He paused to look around the room. “If nobody has any problems I suggest that you supervise the packing of your desks, test and development equipment and anything else you feel you need and we plan to continue this meeting in say, two days time in the new offices.”

The atmosphere in the office after the meeting was very different to that before. The place was absolutely buzzing as they supervised the safe storage of equipment ready for transport.

“Do you know one of them?” Georgie asked David as she was dismantling a laser probe in preparation for putting it into a crate.

“Harlan seemed to recognise you and you certainly jumped when he came in the room.”

“He is part of the reason I'm here and the project exists. He caused the accident that made the first spongy mass that is the positronic brain.”

“How did that happen?”

“Do you mean David hasn't told you his wonderful and marvelous discovery,” said Thor.
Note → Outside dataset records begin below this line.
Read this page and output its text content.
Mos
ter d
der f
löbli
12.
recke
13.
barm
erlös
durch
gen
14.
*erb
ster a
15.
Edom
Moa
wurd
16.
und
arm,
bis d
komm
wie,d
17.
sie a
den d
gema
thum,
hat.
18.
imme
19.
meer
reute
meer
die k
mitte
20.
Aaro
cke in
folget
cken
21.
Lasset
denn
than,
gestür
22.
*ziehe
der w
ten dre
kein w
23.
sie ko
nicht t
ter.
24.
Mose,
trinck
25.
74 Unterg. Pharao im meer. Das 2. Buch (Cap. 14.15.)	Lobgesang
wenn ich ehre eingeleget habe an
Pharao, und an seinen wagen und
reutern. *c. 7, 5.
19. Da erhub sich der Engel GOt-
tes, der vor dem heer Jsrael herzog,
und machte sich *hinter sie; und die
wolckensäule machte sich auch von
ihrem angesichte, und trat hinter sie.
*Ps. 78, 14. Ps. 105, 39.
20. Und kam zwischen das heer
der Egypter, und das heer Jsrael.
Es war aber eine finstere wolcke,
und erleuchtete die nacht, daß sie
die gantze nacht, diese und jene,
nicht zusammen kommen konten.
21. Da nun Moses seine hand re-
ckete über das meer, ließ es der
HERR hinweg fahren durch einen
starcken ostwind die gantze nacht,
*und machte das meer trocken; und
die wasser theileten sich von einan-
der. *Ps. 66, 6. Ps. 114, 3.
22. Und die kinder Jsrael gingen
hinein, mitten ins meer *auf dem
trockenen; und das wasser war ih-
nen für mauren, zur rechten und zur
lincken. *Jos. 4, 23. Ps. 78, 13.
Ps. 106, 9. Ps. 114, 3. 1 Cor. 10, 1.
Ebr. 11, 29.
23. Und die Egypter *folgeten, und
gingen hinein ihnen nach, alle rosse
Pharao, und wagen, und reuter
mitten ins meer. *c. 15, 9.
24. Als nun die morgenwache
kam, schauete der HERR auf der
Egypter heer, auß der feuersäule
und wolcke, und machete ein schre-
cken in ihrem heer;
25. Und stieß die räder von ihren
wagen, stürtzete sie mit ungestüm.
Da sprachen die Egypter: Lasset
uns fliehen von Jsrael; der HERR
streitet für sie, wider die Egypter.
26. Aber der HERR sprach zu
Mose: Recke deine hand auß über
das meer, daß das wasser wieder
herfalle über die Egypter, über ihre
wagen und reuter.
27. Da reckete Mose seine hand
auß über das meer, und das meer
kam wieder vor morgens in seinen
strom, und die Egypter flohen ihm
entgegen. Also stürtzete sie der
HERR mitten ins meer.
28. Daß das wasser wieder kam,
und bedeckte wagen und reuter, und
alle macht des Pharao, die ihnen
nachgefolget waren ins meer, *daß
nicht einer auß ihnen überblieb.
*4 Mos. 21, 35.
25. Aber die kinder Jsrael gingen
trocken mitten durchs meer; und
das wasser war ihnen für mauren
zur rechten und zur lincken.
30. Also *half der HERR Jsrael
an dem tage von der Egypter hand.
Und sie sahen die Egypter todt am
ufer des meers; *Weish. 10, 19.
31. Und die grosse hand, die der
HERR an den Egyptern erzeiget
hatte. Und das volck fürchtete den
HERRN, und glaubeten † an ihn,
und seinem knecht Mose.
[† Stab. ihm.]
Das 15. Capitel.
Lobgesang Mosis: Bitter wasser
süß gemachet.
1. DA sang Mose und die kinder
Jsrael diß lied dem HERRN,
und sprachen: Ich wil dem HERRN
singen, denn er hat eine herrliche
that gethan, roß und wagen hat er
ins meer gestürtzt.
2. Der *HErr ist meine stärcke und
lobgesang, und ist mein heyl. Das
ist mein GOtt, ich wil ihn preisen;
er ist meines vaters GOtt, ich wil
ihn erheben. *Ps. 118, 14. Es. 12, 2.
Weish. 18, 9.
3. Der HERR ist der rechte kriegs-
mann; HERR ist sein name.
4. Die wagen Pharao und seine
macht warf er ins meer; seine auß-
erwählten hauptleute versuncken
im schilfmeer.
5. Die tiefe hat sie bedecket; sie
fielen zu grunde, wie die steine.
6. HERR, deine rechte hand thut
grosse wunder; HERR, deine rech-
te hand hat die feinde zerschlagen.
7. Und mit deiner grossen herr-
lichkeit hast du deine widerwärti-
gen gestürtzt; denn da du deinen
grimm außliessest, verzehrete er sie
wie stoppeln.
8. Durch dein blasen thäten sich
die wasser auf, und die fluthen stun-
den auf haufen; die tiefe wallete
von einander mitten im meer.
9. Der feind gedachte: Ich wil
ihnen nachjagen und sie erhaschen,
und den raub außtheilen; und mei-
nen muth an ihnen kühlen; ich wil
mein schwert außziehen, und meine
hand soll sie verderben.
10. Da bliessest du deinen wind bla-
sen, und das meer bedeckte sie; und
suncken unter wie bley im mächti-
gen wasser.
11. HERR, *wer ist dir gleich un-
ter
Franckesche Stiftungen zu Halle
He rapidly ducked as a small scale model of a part of the movement system flew through the air at him.

“He normally tells everyone ….. whether they want to hear or not”.

“Well since you asked …” began David settling back into his seat with a cup of coffee.

“It all began while I was doing my Ph.D. work in Dr. Lanning's laboratory. I was doing work on the structure of platinum and its electrical properties and was working on some platinum wastes. Dr. Lanning was bringing around some guests, one of whom was Harlan, and as usual I wasn't paying attention. I was backing across the room with a beaker of an arsenic compound in solution, bumped into Harlan, and spilled some into the platinum waste. The whole lot frothed up and made a peculiar spongy mass.”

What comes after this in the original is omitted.